The group employs 72,000 people, 21,000 of whom are in Switzerland.
The ailing carrier, which has run up debts of SFr17 billion ($10.5 million), is in urgent need of a capital injection and has admitted that it doesn't even have enough money to pay October's salaries.
On Monday, the airline's reservation desk warned passengers that it could not guarantee flights for the rest of the week.
Failed expansion
The company's financial problems date back to its failed expansion policy when it bought stakes in financially weak foreign airlines in an attempt to build its own international alliance.
As a result, it now has to try to honour its commitment to the Belgian carrier, Sabena, in which it has a 49.5 per cent stake. On Monday, Swissair was meant to pay Sabena SFr200 million as part of a deal reached in July with the Belgian government, the airline's other shareholder.
Under the agreement, Swissair and the Belgian government decided a final SFr635 million capital injection to keep Sabena in business.

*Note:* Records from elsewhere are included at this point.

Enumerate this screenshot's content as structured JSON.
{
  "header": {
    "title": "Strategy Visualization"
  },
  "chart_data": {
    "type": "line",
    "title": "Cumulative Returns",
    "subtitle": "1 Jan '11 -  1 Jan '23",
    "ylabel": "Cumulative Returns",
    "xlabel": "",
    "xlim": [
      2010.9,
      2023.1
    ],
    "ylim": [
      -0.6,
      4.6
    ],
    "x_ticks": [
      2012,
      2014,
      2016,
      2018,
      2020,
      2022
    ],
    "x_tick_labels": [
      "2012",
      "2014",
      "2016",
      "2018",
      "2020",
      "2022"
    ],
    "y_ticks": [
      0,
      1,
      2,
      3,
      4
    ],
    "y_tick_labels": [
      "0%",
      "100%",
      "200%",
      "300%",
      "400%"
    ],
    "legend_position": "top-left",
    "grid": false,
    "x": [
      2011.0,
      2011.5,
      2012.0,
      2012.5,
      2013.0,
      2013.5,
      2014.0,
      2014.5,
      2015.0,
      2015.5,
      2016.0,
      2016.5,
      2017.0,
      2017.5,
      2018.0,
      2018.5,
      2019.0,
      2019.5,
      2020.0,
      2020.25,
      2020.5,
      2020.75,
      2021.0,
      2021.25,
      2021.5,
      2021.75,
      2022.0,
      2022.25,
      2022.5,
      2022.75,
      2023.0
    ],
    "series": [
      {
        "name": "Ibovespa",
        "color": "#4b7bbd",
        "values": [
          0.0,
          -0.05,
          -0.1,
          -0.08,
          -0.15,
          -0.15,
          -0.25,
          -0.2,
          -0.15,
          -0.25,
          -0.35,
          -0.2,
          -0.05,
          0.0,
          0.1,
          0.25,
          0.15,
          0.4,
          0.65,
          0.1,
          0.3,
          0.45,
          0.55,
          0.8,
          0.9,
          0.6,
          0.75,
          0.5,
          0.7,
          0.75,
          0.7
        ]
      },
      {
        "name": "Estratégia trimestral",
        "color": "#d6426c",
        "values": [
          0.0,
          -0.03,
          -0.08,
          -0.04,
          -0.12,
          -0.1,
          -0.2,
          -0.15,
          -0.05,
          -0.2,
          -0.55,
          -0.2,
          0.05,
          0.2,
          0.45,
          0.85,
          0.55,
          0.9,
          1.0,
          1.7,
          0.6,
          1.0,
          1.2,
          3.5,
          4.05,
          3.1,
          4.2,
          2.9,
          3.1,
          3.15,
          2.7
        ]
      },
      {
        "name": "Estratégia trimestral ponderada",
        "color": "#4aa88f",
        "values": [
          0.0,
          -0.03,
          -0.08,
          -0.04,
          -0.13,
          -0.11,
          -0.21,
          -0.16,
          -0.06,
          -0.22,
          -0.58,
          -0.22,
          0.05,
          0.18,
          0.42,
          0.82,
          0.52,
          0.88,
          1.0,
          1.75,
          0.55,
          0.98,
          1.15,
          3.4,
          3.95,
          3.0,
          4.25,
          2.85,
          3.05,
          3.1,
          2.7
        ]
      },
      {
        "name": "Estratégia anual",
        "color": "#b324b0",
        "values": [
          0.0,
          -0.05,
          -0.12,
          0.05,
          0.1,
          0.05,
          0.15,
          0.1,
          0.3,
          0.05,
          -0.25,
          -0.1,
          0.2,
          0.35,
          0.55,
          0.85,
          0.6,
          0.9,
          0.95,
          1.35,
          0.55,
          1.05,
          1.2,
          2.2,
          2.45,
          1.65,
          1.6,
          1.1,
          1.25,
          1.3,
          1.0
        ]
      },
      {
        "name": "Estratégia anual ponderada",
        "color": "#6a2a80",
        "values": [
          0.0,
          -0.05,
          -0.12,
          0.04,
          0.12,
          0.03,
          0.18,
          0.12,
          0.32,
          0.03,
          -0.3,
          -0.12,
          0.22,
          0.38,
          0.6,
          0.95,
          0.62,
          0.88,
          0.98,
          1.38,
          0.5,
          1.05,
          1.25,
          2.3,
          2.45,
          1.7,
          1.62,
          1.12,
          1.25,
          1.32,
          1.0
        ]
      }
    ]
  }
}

But a restructuring plan there has met stiff resistance from pilots, who remained on strike for a fourth consecutive day on Monday.
Mountain of debt
Swissair's cash haemorrhage to loss-makers in France and Germany also contributed to the company's growing debt mountain.

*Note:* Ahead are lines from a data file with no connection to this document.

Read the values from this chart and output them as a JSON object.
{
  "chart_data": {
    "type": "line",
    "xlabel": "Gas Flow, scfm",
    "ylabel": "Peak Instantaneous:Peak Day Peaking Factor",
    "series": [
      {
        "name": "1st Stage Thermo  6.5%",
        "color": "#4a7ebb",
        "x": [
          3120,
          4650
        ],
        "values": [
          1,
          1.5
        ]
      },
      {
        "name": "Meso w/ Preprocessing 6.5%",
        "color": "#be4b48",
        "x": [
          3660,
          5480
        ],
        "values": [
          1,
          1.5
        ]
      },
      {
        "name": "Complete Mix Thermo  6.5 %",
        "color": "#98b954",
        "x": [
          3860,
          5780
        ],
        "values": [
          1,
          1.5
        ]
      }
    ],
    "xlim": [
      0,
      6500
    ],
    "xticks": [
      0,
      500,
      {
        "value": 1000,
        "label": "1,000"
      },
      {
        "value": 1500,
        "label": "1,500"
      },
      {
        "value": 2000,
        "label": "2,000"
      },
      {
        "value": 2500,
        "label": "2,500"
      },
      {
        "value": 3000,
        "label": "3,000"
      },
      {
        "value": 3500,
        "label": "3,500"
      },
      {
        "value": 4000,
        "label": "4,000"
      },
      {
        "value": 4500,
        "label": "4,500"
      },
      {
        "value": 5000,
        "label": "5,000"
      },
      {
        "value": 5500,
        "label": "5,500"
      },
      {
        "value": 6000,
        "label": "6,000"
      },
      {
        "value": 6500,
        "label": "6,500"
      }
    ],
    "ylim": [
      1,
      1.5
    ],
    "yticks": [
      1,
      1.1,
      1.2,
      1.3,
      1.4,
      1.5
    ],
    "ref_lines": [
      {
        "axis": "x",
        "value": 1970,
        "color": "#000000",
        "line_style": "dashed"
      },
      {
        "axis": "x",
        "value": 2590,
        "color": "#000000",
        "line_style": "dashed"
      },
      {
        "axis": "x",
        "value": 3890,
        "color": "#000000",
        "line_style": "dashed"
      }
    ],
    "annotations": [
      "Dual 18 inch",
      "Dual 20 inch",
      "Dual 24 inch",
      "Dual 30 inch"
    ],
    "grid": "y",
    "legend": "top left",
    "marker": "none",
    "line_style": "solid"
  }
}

The expansion policy was discarded in January and Mario Corti was brought in to implement a new strategy. He has since struggled to extricate the company from its obligations, though he has had some success in ridding Swissair of its liabilities in France.
The former management's business strategy saw Swissair incur a record SFr2.9 billion loss in 2000.
Last week, Corti unveiled plans for a major restructuring programme that would cost thousands of jobs. The proposals would see the long-haul network cut by a quarter while Crossair would be fully integrated into the group.
The company also said that 3,000 jobs were to go immediately at its catering unit, Gate Gourmet.
Losses since the September 11 suicide attacks in the United States have added to Swissair's woes. Passenger numbers on transatlantic flights have plummeted by 40 to 60 per cent in the wake of the attacks.
Shares in both Swissair and Crossair have been suspended until Tuesday evening.